The Bruins entered Saturday’s game ranked 80th in the country in pass defense efficiency and got cut up again in the pass game by Oregon’s Anthony Brown, who was 29 of 39 passing for 296 yards. This is a quarterback who was struggling so much last week against California that his own home crowd was booing him.

Brown’s two bad interceptions will ultimately save UCLA’s statistical ranks, but the problems plaguing UCLA’s defense, especially Kelly’s dedication to his long-time assistant Azzinaro, aren’t showing signs of going away.

Run game suddenly disappears

UCLA’s powerful run game disappeared at the most inopportune time. The Bruins had outrushed every opponent this season but were held to a season-low 110 against Oregon in 45 carries. After just four rushing yards in the fourth quarter, the Ducks gained momentum for 121 yards and five rushing touchdowns, including a 43-yard run from Brown.

Kayvon Thibodeaux is legit

Part of UCLA’s struggle on the ground was a standout game from potential No. 1 draft pick Kayvon Thibodeaux.
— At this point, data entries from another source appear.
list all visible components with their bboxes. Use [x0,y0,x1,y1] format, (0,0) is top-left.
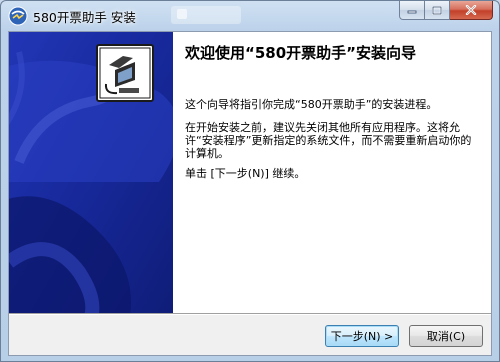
installer-computer-icon [96,44,154,102]
wizard-content: 欢迎使用“580开票助手”安装向导 这个向导将指引你完成“580开票助手”的安装… [173,32,491,313]
close-icon [465,5,477,15]
cancel-button[interactable]: 取消(C) [409,325,483,347]
minimize-button[interactable] [399,1,425,20]
wizard-intro-text: 这个向导将指引你完成“580开票助手”的安装进程。 [185,98,438,111]
button-area-divider [9,313,491,315]
window-title: 580开票助手 安装 [33,10,136,25]
client-area: 欢迎使用“580开票助手”安装向导 这个向导将指引你完成“580开票助手”的安装… [8,31,492,356]
background-window-icon [177,9,187,19]
wizard-banner [9,32,173,313]
app-logo-icon [8,6,28,26]
installer-window: 580开票助手 安装 欢迎使用“580开票助手”安装向导 这个向导将指引你完成“… [0,0,500,362]
title-bar[interactable]: 580开票助手 安装 [1,1,499,31]
wizard-heading: 欢迎使用“580开票助手”安装向导 [185,44,417,62]
maximize-icon [432,5,442,15]
minimize-icon [407,10,417,14]
wizard-advice-text: 在开始安装之前，建议先关闭其他所有应用程序。这将允许“安装程序”更新指定的系统文… [185,121,472,160]
caption-buttons [399,1,493,21]
wizard-continue-text: 单击 [下一步(N)] 继续。 [185,167,306,180]
close-button[interactable] [450,1,493,20]
next-button[interactable]: 下一步(N) > [325,325,399,347]
maximize-button[interactable] [425,1,450,20]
The Oaks Christian High alumnus had nine tackles, eight of which came on his own, with two sacks and 4.5 tackles for loss that accounted for 25 yards. Oregon’s 14 tackles for loss as a team pushed UCLA back 41 yards.

“He’s what everybody thinks he is,” Kelly said of Thibodeaux. “He’s a heck of a football player.”

Even if he wasn’t throwing Dorian Thompson-Robinson to the turf, Thibodeaux was still haunting the quarterback as Thompson-Robinson was forced to rush throws or was hit while throwing. With UCLA down three late, Thibodeaux and Kristian Williams sandwiched Thompson-Robinson and knocked him to the grass on first and 20. Thompson-Robinson, after peeling himself off the ground all game, did not get up on his own this time and was helped to the sideline by trainers.

Thompson-Robinson’s availability for next week’s game against Utah is unclear. Kelly didn’t have an immediate update on the health of the quarterback, but Thompson-Robinson took to Twitter to reassure UCLA fans.

"I'm okay!" he tweeted Saturday evening.